From a recent TJ column:
Last week, Statistics Canada published is latest data on federal government spending on science and technology. The numbers are pretty grim for New Brunswick.
Across the province in 2012-2013, the federal government employed 409 people in science and technology-related jobs. Adjusted for the size of the population, the federal government employs 55 per cent fewer people in science and technology in New Brunswick compared to Nova Scotia, 43 percent less compared to Prince Edward Island, 40 percent less compared to Newfoundland and Labrador and 53 percent less compared to Manitoba.
Between 2009/2010 and 2012/2013, the federal government chopped its science and technology workforce in New Brunswick by 21 per cent which was the sharpest reduction among all 10 provinces.
In 2012-2013, the federal government spent $118 million on science and technology in New Brunswick. Again adjusted for population size, this was less than every other province in Canada except Alberta. Total federal government spending on science and technology across Canada has dropped by only four per cent between 2009/2010 and 2012/2013. In New Brunswick, it has dropped by 22 per cent.
Finally, the amount of money the federal government gave out in 2012-2013 across New Brunswick directly as contracts and grants for science and technology-related purposes was the lowest in Canada on a per capita basis. The total amount of federal contracts and grants has declined 29 per cent since the peak in 2009/2010.
I realize in any race someone has to finish last.

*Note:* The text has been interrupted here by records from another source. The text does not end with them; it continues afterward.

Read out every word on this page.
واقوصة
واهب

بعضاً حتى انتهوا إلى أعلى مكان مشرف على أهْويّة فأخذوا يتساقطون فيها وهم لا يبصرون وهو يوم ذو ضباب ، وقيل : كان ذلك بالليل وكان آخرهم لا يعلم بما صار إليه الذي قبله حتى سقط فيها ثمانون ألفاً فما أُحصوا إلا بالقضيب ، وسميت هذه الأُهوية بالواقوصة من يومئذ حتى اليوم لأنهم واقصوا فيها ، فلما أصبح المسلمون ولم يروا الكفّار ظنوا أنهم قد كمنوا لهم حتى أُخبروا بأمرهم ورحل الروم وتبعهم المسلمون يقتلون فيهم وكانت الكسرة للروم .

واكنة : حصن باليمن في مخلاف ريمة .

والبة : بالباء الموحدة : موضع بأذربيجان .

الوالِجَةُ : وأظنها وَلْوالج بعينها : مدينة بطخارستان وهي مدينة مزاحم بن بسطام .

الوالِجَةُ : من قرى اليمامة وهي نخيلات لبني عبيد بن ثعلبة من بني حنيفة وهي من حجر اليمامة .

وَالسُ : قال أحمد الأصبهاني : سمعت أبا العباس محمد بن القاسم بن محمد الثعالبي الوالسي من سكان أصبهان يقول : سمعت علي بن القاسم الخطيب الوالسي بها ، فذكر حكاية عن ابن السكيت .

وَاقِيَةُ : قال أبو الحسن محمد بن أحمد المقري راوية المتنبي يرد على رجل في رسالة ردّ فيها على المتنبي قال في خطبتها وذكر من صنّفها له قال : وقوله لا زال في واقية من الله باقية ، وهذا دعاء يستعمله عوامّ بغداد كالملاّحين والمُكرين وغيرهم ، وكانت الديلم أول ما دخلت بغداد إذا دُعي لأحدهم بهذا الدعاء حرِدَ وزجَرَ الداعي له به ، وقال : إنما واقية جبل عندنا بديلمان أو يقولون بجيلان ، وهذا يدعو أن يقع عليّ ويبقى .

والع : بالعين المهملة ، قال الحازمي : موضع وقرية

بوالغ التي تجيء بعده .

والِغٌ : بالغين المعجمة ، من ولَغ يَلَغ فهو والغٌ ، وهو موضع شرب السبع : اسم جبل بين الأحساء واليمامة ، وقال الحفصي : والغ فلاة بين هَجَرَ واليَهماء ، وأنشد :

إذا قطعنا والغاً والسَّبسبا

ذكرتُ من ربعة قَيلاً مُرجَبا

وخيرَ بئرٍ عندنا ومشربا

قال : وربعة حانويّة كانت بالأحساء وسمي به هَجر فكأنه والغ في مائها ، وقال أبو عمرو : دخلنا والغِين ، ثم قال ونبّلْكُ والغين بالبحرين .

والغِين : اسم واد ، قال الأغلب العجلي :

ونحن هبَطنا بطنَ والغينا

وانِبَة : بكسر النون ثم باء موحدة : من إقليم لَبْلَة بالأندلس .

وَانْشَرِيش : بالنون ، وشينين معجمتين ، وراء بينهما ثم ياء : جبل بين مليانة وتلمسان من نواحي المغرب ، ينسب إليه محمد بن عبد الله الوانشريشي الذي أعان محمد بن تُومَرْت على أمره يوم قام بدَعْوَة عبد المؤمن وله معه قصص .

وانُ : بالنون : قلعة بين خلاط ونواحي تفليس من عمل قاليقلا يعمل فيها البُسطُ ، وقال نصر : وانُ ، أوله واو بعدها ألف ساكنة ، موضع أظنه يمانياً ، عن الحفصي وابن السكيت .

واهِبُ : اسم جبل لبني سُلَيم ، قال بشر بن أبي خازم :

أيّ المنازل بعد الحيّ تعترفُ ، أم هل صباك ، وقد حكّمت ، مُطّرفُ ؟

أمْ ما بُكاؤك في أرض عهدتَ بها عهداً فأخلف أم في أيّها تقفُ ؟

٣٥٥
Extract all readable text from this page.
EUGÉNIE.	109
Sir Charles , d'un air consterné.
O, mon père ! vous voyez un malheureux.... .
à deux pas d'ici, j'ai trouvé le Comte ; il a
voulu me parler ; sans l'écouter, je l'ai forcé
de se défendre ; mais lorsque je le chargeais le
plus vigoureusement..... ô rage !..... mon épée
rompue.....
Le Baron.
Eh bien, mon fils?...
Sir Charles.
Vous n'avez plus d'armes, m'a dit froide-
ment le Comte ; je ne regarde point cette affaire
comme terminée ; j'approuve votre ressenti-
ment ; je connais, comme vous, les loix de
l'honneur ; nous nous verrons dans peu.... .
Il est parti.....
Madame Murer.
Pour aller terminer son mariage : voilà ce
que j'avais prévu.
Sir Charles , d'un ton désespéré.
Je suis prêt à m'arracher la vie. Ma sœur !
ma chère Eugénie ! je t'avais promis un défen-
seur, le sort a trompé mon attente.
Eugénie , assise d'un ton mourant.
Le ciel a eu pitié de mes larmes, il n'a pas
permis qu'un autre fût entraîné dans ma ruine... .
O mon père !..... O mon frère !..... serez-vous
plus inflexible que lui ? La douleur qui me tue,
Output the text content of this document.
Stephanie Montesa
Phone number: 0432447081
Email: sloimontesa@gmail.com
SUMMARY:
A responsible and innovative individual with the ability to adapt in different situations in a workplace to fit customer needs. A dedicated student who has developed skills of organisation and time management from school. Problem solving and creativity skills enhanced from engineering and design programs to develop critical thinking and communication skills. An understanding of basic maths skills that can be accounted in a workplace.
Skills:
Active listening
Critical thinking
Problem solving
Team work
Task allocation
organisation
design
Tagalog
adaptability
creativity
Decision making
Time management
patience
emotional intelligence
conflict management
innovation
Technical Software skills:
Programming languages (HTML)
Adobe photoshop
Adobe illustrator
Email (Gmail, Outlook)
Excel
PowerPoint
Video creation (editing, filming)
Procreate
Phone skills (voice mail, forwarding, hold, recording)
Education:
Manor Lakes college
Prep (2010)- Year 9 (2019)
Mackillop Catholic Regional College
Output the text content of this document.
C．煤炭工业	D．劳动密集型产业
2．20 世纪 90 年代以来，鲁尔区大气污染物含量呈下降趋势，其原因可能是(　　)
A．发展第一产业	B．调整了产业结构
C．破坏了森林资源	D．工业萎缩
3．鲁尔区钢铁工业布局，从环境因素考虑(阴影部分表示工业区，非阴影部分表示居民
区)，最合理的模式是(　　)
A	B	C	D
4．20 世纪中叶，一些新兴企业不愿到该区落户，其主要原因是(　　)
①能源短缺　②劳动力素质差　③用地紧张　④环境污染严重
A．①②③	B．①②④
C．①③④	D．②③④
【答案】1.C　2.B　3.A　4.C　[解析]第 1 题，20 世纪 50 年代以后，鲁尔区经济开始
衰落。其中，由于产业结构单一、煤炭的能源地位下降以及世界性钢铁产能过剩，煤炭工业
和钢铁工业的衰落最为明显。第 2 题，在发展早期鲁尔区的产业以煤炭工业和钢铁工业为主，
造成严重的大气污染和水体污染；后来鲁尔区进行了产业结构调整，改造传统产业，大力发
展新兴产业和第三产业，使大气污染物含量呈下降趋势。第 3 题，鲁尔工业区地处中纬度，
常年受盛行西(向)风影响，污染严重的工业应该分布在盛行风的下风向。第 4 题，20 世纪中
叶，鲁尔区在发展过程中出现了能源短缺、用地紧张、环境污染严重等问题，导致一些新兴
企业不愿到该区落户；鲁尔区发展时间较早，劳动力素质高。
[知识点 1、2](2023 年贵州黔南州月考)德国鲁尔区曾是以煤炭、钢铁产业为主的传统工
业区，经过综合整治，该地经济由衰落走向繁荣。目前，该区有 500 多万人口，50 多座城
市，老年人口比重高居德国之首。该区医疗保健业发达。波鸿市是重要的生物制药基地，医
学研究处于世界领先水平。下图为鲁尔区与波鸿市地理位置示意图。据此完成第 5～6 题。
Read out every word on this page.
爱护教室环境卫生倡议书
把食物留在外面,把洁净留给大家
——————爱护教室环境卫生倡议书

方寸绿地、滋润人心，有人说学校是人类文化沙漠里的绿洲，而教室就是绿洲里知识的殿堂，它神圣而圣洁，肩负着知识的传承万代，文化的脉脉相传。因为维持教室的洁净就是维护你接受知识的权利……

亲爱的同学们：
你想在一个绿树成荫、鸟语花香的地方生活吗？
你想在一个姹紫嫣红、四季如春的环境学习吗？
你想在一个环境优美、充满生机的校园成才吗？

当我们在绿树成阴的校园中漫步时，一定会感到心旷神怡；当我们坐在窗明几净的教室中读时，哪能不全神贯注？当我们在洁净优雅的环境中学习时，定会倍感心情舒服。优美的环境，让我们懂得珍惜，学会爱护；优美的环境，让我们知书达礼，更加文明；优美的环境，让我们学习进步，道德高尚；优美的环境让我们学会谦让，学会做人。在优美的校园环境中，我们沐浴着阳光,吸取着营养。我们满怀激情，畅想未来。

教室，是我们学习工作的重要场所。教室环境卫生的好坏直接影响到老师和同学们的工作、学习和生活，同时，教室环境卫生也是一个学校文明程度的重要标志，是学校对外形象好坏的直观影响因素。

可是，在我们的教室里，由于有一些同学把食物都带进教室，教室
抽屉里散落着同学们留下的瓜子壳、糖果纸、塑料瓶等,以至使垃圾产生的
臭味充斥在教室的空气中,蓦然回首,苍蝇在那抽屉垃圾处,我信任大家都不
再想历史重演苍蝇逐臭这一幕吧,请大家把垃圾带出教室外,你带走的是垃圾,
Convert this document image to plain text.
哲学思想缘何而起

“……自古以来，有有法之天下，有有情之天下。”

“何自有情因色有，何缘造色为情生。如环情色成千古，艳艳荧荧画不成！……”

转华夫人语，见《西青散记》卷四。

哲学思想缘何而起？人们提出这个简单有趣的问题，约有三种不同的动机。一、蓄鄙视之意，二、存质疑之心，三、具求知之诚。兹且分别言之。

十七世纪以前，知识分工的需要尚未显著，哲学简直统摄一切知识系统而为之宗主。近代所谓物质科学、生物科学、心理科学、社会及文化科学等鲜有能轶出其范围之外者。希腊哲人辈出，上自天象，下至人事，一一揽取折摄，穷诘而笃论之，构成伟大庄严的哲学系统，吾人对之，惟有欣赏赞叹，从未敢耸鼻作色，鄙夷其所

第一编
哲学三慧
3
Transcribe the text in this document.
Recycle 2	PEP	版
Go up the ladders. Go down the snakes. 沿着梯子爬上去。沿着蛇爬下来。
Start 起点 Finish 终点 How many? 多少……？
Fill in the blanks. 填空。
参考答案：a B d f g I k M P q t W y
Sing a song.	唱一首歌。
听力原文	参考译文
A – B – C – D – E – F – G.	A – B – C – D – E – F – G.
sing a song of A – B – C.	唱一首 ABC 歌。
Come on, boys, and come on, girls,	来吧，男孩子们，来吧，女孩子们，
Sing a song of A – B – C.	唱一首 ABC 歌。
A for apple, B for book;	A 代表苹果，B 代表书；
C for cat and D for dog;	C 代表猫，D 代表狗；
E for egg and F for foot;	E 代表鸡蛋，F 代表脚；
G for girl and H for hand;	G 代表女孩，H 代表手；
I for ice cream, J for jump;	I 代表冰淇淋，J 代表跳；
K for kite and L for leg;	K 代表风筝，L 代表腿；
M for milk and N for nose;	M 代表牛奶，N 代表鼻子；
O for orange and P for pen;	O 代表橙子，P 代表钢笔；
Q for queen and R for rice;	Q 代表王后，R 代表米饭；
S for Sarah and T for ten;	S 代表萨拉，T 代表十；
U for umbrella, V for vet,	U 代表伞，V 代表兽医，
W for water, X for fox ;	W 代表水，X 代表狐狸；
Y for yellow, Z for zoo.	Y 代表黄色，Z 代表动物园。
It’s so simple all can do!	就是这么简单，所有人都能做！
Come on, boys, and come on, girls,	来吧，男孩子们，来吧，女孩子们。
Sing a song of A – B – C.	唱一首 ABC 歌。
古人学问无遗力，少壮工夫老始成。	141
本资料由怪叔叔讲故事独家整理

At a time when New Brunswick could really use a partner in Ottawa to help kick start its economy, this isn’t very comforting.
In addition to cutting its science and technology workforce, the federal government has also chopped its economic development workforce and related spending in the province.
New Brunswick’s share of equalization payments has declined significantly over the past decade. In a strange response to New Brunswick’s growing demographic crisis, the federal government has clamped down on temporary foreign workers and on new immigration to the province.
I realize the federal government is preoccupied with the economic situation in southern Ontario, the oil pipelines debate and other big issues.
But I still believe Fredericton and Ottawa should be able to carve out a more intelligent partnership to bolster our economic and population fortunes.
What would an intelligent partnership look like?
It would start with a more strategic approach to federal government spending in New Brunswick – particularly in the area of science and technology. We should develop a longer term strategy to raise federal funding to the average among the rest of the Atlantic provinces.
We should tie this research funding to R&D activities where New Brunswick has the potential to build world class expertise. We should expect a good return on the federal government spending on R&D in terms of leveraged private sector investment, new entrepreneurship, more patents and, ultimately, a big boost to tax revenues.
On the population front, a new intelligent partnership would involve a firm commitment and focus on bringing substantially more immigrants to New Brunswick over the next decade.
On the economic development front, an intelligent partnership would be less focused on grants and loans to industry and more focused on how we can work together to build a stronger case for private sector investment in key industries across the province. The science and technology investments are a key part of this.
When you boil it down, New Brunswick’s challenges are pretty simple. The provincial economy is not generating enough investment and employment to sustain good quality public services and infrastructure and the stagnant and rapidly aging population is a serious risk to the future labour market and to the prospects for economic growth.
With relatively little effort, the federal government could become an important partner in addressing these challenges.